Почти все надзиратели наши были чужестранцы, поляки и немцы самого неважного разбора, набранные откуда попало, «с бору да с сосенки». Они ничего не знали, ничего не умели, ничему не могли научить нас, глядели на нас с недоверием и враждою, как на стадо беспокойных зверей, которых так утомительно было гонять в порядке на корм и водопой, с которыми нужно было воевать дни и ночи, и за которых то и дело приходилось отвечать перед начальством. Никакой речи о воспитании, о полезных влияниях, о добрых отношениях между детьми и воспитателями тут не было и быть не могло. Мы все были глубоко уверены, что каждый из этих «штриков» и «пшиков» искренно радуется всякому нашему горю, мешает всеми своими силами всякой радости нашей и только и мечтает о том, как бы подвести нас под какую-нибудь особенно жестокую кару. В наших глазах всё это были прирождённые ненавистники русских, прирождённые ненавистники детей. И кажется, мы не особенно ошибались в наших тогдашних мальчишеских догадках. Конечно, очень может быть, что мы и сами в значительной мере умели возбудить против себя этих ненавистных нам наставников наших; но так или иначе, а в жизни гимназии прочно установились два враждебных стана: они, то есть «штрики», «пшики» и вся эта, по нашему убеждению, притесняющая и ненавидящая нас иноземная сволочь — с одной стороны, а с другой стороны лицом к лицу против них, в окопах, заранее готовых, с пушками, всегда наведёнными на врага, — мы, гимназисты, молодцы, настоящие «казаки».

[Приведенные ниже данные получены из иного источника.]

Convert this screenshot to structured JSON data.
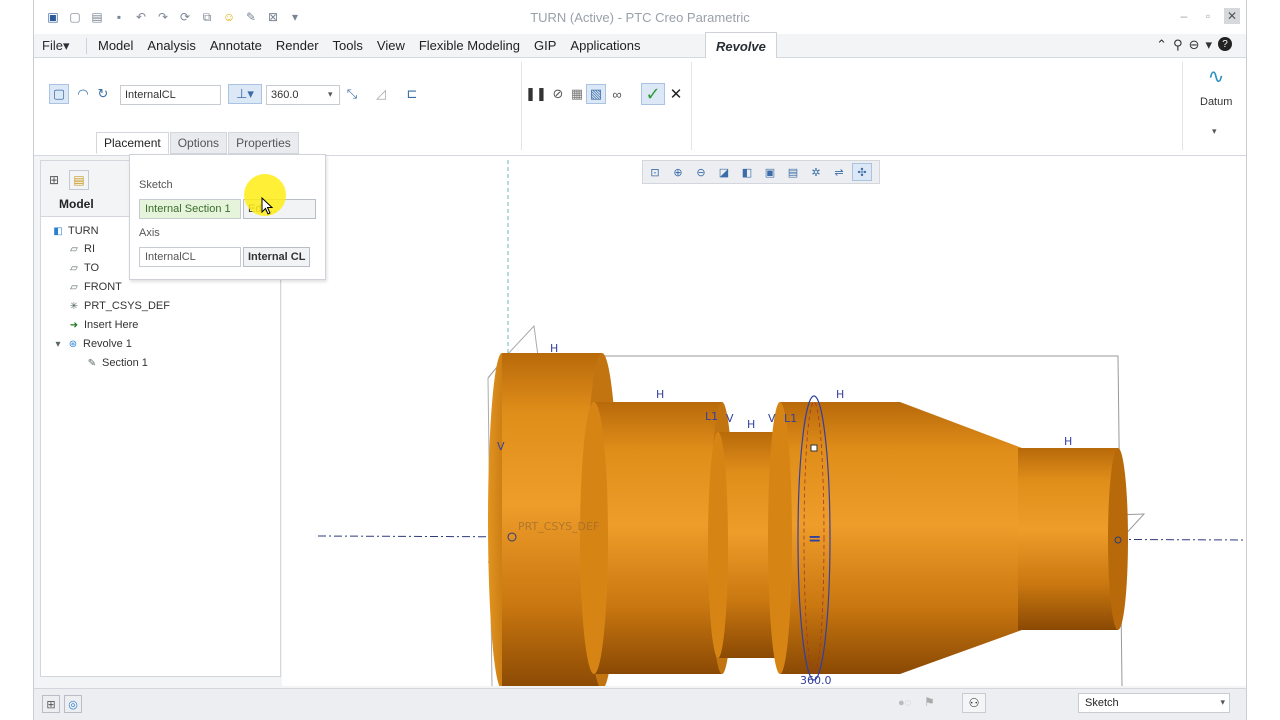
{
  "window": {
    "title": "TURN (Active) - PTC Creo Parametric"
  },
  "menubar": {
    "file": "File",
    "items": [
      "Model",
      "Analysis",
      "Annotate",
      "Render",
      "Tools",
      "View",
      "Flexible Modeling",
      "GIP",
      "Applications"
    ],
    "active_tab": "Revolve"
  },
  "ribbon": {
    "axis_field": "InternalCL",
    "angle_value": "360.0",
    "datum_label": "Datum"
  },
  "dashboard_tabs": [
    "Placement",
    "Options",
    "Properties"
  ],
  "placement_panel": {
    "sketch_label": "Sketch",
    "sketch_value": "Internal Section 1",
    "edit_button": "Edit...",
    "axis_label": "Axis",
    "axis_value": "InternalCL",
    "axis_button": "Internal CL"
  },
  "model_tree": {
    "tab_label": "Model",
    "items": [
      {
        "label": "TURN",
        "icon": "part-icon"
      },
      {
        "label": "RI",
        "icon": "datum-plane-icon"
      },
      {
        "label": "TO",
        "icon": "datum-plane-icon"
      },
      {
        "label": "FRONT",
        "icon": "datum-plane-icon"
      },
      {
        "label": "PRT_CSYS_DEF",
        "icon": "csys-icon"
      },
      {
        "label": "Insert Here",
        "icon": "insert-arrow-icon"
      },
      {
        "label": "Revolve 1",
        "icon": "revolve-icon"
      },
      {
        "label": "Section 1",
        "icon": "sketch-icon"
      }
    ]
  },
  "viewport": {
    "csys_label": "PRT_CSYS_DEF",
    "angle_dim": "360.0",
    "constraint_labels": [
      "H",
      "H",
      "H",
      "H",
      "H",
      "V",
      "L1",
      "L1",
      "V",
      "V"
    ]
  },
  "statusbar": {
    "filter_value": "Sketch"
  },
  "colors": {
    "part": "#d98512",
    "part_dark": "#8f4d05",
    "accent_blue": "#3b6ea8",
    "ok_green": "#2e9b3a"
  }
}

На этой оригинальной воспитательной почве, разумеется, развились и совсем оригинальные понятия о нравственном долге, об идеале человека. Точно так же, как где-нибудь на Тереке или на Кубани, во время вечной борьбы с горцами, отчаянная храбрость какого-нибудь казака-наездника, или бесстрашное хладнокровие и ловкость какого-нибудь охотника-пластуна, — невольно делали их в глазах товарищей популярными героями и образами для подражания, так и в нашей не прекращавшейся потайной войне с надзирателями сами собою выдвигались на первый план не ученики, отлично учившие свои уроки или одарённые какими-нибудь талантами, и даже не те, которые были умнее других, а такие удалые наездники и ловкачи-пластуны своего рода, которых весь талант часто заключался в хладнокровной решимости сделать вопиющую дерзость врагу-надзирателю, в тяжести кулака, да в терпеливом перенесении всяких суровых наказаний. Они были естественными предводителями нашими в окружавших нас опасностях, мужами силы и совете во всех делах, требовавших смелого сопротивления врагу и защиты наших попираемых прав, Гедеонами и Маккавеями нашего маленького, далеко не «избранного народа Божия», отстаивавшего свою мальчишескую независимость от воображаемых филистимлян. Странное дело, филистимляне — это были в наших глазах почти исключительно одни надзиратели-иностранцы. Из учителей мы к ним присоединяли обыкновенно только немца с французом, да латынского, и ещё учителя чистописания, этого «козла отпущения» всех гимназических поколений от первого до седьмого класса. Остальных «настоящих», «хороших» учителей, напротив того, уважали и любили. Дух оппозиции и протеста, одушевлявший нашу шаловливую братию, совершенно смолкал в классе русской словесности, истории или Закон Божия, и популярные герои наши, подобные Артёмову, выходки которых против «штрика» и «пшика» восторженно приветствовались нами, — казались нам простыми грубачами и лентяями, если они позволяли себе какую-нибудь дерзость в классе против этих «настоящих», «хороших» учителей.